The project already includes the opencsv JAR (as well as its dependency, the Commons Lang 3 JAR) on its build path. How can you use it to implement parseLog? Read the opencsv page (in particular, “Reading into an Array of Strings”), and you’ll see that you can instantiate a CSVReader using any other Reader object, such as a FileReader or a StringReader. Your code should use the Reader argument of parseLog, in other words, something like:

CSVReader csvReader = new CSVReader(r)

Once you have a CSVReader, you can use its readNext method to get an array of Strings (that is, a String[]) representing the values on the next line, or you can use its readAll method to load the entire log at once into a List<String[]>.

Or, you can ignore CSVReader and attempt to MacGyver your way to victory here, using String.split, regular expressions, bubblegum, baling wire, and the like to attempt to parse the CSV. It’s up to you, but we won’t help you with this approach.

In any case, once you have the ability to get a String[] representing an entry, you’ll need to convert it into an SuspectEntry object. We’ve provided a skeleton of an SuspectEntry, but you’ll need to define instance variables, a constructor, some methods (like toString, equals, and hashCode, especially if you want things like a collection of SuspectEntries to work as you’d expect if you use, for example, contains). You might want to make SuspectEntry implement Comparable<SuspectEntry> to facilitate the sorting described later, but hold off on that until you read the rest of this document.

Filtering the data

So now you can parse a CSV-format log into a List<SuspectEntry>.

Ultimately, ECS will want to use your code to parse several logs, find the entry or entries in common (or at least, that represent the same person) among all the logs, and return a list of all distinct entries, sorted lexicographically by passport number, breaking ties by name and then by phone number.

The findCommonEntries method should perform this task, but much like in the DNA assignment, you may want to break things up into simpler methods that you can test independently.

When thinking about whether two SuspectEntrys refer to the same person, note that only the passport number is the uniquely identifying piece of information in the context of this problem. (When narrowing down potential suspects, ECS does not care if an individual has more than one phone number or name/alias, only that it’s the same individual.)

You will probably want to use a Set (of what? not SuspectEntries!) to narrow things down. You might then generate a List<SuspectEntry> of the final entries of interest. To sort it, you can call .sort(null) method on the List of entries. But for this to work, you’ll need to have given the SuspectEntry a natural ordering (that is, it will need to implement the Comparable interface, similar to the PostalAddress example we did in lecture). Or you can write your own Comparator.

Be sure to return a complete, sorted list of SuspectEntrys that have passport numbers matching the narrowed-down list.

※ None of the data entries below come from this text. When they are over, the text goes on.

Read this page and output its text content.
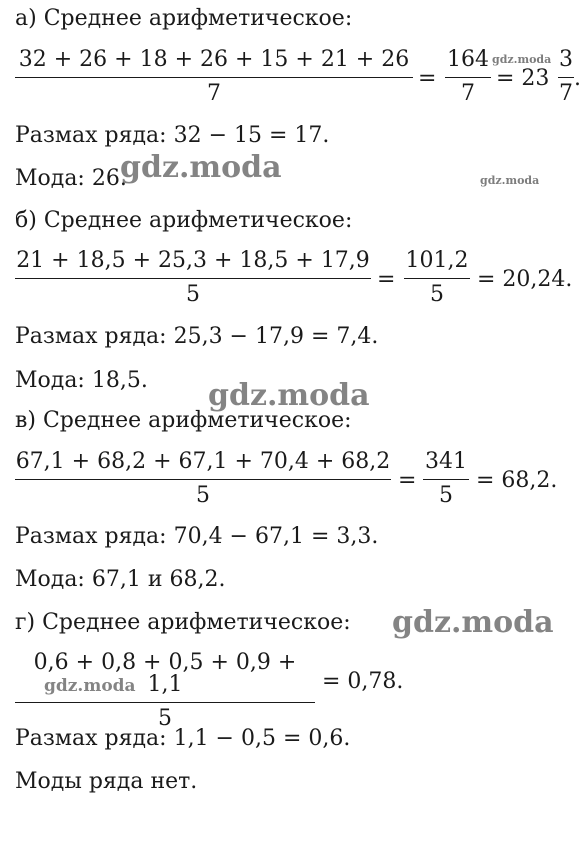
а) Среднее арифметическое:
32 + 26 + 18 + 26 + 15 + 21 + 26
7
=
164
7
= 23
3
7
.
Размах ряда: 32 − 15 = 17.
Мода: 26.
б) Среднее арифметическое:
21 + 18,5 + 25,3 + 18,5 + 17,9
5
=
101,2
5
= 20,24.
Размах ряда: 25,3 − 17,9 = 7,4.
Мода: 18,5.
в) Среднее арифметическое:
67,1 + 68,2 + 67,1 + 70,4 + 68,2
5
=
341
5
= 68,2.
Размах ряда: 70,4 − 67,1 = 3,3.
Мода: 67,1 и 68,2.
г) Среднее арифметическое:
0,6 + 0,8 + 0,5 + 0,9 + 1,1
5
= 0,78.
Размах ряда: 1,1 − 0,5 = 0,6.
Моды ряда нет.
gdz.moda	gdz.moda
gdz.moda
gdz.moda
gdz.moda
gdz.moda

Reminder: You do not need Maps for this assignment! Just Sets and Lists will suffice.

Submitting the assignment

When you have completed the changes to your code, you should export an archive file containing the entire Java project. To do this, follow the same steps as from Assignment 01 to produce a .zip file, and upload it to Gradescope. Note that if you want things to upload faster, you can use an external program to zip only the src/ directory by expanding the project; that’s all this autograder requires.

Remember, you can resubmit the assignment as many times as you want, until the deadline. If it turns out you missed something and your code doesn’t pass 100% of the tests, you can keep working until it does.